Oui, sauf ma mère. Elle a lu quelques pages, mais elle m’a dit que c’était trop dur pour elle de se souvenir de tout ça. Mais elle redécouvre mon livre grâce aux messages qu’elle reçoit d’amis. Mon père en est fier, me dit-il. Mon petit cousin au Liban sait très peu de choses sur ce que notre famille a vécu. Avec ce livre, c’est comme si des portes s’ouvraient. J’ai été surpris de voir comment la guerre du Liban a rattrapé mes parents en France. La salve d’attentats à Paris, la prise d’otage que ma mère a vécue rue Marbeuf… C’était comme une fatalité. Ils avaient fui la guerre, loin des bombes et leur histoire les rattrapait. C’était difficile d’écrire sur ma famille, mais c’était un excellent exercice.
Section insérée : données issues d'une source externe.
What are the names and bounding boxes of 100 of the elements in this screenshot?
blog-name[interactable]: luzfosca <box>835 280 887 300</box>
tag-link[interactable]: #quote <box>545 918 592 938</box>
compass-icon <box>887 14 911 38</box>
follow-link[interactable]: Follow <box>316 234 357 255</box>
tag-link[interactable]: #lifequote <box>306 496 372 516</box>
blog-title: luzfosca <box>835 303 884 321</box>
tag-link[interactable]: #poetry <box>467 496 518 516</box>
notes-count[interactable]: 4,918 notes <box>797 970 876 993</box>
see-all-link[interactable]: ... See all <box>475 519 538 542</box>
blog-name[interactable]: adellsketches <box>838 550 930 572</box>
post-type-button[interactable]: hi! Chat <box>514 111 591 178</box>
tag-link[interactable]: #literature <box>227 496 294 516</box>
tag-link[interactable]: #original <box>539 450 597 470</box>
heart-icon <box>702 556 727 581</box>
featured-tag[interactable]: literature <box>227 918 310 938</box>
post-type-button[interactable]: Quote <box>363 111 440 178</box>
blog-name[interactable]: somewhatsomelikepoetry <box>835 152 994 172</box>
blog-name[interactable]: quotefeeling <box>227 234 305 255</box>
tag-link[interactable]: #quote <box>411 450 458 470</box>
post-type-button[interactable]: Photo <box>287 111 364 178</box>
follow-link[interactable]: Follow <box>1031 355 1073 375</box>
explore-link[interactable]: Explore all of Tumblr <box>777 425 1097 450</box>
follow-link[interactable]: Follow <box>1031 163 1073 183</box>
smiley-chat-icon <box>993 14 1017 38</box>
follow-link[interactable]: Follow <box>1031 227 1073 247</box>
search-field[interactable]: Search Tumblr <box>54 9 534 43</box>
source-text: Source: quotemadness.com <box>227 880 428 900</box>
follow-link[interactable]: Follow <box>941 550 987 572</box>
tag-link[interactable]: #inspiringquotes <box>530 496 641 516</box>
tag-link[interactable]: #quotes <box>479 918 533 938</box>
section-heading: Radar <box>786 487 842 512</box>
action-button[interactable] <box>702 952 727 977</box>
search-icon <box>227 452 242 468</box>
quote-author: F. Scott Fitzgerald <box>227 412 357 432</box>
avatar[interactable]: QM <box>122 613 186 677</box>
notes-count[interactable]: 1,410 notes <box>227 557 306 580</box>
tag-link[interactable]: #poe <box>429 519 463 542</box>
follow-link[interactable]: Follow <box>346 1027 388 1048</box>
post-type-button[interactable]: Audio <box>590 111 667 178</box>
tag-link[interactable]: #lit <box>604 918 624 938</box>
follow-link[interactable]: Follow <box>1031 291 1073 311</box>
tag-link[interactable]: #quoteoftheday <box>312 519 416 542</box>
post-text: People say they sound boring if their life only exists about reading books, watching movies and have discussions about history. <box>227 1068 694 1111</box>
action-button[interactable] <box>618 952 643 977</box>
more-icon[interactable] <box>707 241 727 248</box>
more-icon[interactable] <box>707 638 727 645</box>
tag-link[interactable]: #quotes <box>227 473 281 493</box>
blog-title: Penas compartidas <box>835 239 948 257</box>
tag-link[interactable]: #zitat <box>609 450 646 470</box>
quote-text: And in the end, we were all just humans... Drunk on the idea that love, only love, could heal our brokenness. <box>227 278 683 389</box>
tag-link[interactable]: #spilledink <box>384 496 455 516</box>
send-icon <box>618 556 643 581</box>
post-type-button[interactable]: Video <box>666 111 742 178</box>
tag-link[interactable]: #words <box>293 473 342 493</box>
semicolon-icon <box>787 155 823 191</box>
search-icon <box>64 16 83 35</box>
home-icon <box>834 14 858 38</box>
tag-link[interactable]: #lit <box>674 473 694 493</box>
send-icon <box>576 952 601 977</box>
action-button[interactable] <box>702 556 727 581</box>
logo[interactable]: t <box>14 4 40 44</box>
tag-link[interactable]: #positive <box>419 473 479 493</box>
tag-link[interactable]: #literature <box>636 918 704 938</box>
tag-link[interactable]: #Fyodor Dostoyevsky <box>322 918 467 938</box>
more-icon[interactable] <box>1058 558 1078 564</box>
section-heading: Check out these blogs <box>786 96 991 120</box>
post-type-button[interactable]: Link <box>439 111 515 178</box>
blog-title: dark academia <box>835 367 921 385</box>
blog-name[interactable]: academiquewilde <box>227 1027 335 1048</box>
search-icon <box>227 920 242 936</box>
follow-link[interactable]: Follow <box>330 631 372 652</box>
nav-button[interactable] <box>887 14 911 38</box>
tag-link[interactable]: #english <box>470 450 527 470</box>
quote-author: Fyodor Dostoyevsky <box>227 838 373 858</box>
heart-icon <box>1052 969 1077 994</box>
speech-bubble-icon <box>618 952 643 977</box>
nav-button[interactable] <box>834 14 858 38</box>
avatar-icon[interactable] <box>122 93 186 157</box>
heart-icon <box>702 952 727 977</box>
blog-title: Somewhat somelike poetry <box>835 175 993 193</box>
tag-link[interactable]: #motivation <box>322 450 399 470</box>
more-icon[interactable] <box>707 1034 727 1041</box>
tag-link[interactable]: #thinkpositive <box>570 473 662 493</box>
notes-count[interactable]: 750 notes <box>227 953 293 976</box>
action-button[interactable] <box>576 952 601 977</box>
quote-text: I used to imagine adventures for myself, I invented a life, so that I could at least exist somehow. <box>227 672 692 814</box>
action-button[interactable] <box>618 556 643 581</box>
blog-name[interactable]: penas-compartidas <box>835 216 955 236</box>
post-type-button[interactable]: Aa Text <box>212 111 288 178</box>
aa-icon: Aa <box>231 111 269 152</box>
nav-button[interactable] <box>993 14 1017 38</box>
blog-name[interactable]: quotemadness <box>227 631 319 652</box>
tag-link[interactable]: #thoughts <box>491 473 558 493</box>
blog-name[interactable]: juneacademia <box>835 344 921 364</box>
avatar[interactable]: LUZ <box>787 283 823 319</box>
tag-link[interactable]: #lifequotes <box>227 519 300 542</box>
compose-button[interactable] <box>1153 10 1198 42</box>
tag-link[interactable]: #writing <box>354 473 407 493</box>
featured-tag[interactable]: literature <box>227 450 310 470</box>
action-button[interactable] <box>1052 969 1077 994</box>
Comment s’est passé le contact avec les lycéens ?

C’était incroyable. En discutant avec des lycéens, j’ai eu envie de m’intéresser au Liban autrement qu’à travers la littérature ; ils m’ont donné envie d’y aller, d’y faire des choses. Ils m’ont donné un regard frais et jeune sur ce pays.

Quel lecteur étiez-vous pendant vos années de lycée ?

J’étais un mauvais lycéen mais un bon lecteur. J’ai lu beaucoup d’essais, j’ai essayé de comprendre la société française, ce que c’était d’être arabe. J’ai regardé beaucoup de films; c’est le cinéma qui m’a amené à la littérature. J’ai été marqué par Nanni Moretti, Elia Suleiman, Emir Kusturica. Je suis arrivé en retard aux romans. J’ai beaucoup aimé Christophe Donner, Vassilis Alexakis, mais aussi Romain Gary, Ernest Hemingway et pendant ma vingtaine, Etel Adnan.

Vous avez un livre en cours ?

J’ai plusieurs livres en tête sur lesquels je travaillais avant d’être sur la liste du Goncourt. Le prochain ne traitera pas vraiment du Liban, sinon très peu. J’y reviendrai peut-être dans le prochain livre, mais à travers la vie d’un personnage historique.